ROMA– L’ospedale San Bartolomeo di Sarzana, afferente al Presidio Ospedaliero del Levante Ligure, si conferma centro di eccellenza per l’attenzione riservata alla salute della donna: oggi infatti è stato premiato dall’Osservatorio Nazionale sulla salute della Donna (O.N.Da.) con due bollini rosa, validi dal 1 gennaio 2016 al 31 dicembre 2017. Ha ritirato il premio, la targa con due bollini, il Direttore Medico del Presidio Ospedaliero del Levante Ligure, Dottoressa Decia Carlucci.
Nella cornice della Presidenza del Consiglio dei Ministri si è svolta la cerimonia di premiazione del nuovo Network “Bollini Rosa” per il biennio 2016-2017, formato da 249 strutture ospedaliere distintesi per la loro offerta di servizi dedicati alla prevenzione, diagnosi e cura delle principali patologie femminili, con particolare attenzione alle esigenze delle donne.
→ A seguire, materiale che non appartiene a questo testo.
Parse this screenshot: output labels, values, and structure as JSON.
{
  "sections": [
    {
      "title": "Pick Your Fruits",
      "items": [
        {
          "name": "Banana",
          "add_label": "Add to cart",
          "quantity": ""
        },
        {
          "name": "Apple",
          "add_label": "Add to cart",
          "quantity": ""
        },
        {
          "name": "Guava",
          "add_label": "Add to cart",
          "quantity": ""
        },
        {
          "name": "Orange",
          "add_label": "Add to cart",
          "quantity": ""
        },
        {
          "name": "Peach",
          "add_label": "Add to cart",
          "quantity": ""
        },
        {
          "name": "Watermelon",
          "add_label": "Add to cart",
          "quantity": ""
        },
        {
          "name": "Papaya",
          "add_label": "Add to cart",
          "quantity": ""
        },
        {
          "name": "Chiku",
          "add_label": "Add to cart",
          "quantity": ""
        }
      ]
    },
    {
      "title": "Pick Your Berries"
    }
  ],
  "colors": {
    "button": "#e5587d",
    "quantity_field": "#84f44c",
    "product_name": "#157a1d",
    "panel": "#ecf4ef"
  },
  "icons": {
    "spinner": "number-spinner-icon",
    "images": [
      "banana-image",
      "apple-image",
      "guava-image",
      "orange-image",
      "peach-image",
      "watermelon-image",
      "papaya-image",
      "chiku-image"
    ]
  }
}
Delle strutture premiate, 82 hanno ottenuto il massimo riconoscimento (tre bollini), 127 due bollini, tra cui il S. Bartolomeo, e 40 un bollino, mentre 7 strutture hanno ricevuto una menzione speciale per l’impegno dimostrato, partecipando a numerose iniziative promosse da Onda durante il biennio 2014-2015.
I Bollini Rosa sono il riconoscimento che O.N.Da, da sempre impegnata sul fronte della promozione della medicina di genere, attribuisce dal 2007 agli ospedali italiani ‘vicini alle donne’, ossia quelle strutture che offrono servizi dedicati alla prevenzione, diagnosi e cura delle principali patologie femminili, riservando particolare attenzione alle specifiche esigenze dell’utenza “rosa”. Tre i criteri di valutazione con cui sono stati giudicati gli ospedali candidati: la presenza, all’interno delle aree specialistiche di maggior rilievo clinico ed epidemiologico, di servizi rivolti alla popolazione femminile; l’appropriatezza dei percorsi diagnostico-terapeutici, a garanzia di un approccio alla patologia in relazione alle esigenze della donna, e offerta di prestazioni aggiuntive legate all’accoglienza in ospedale e alla presa in carico della paziente, come la telemedicina, la mediazione culturale e il servizio di assistenza sociale.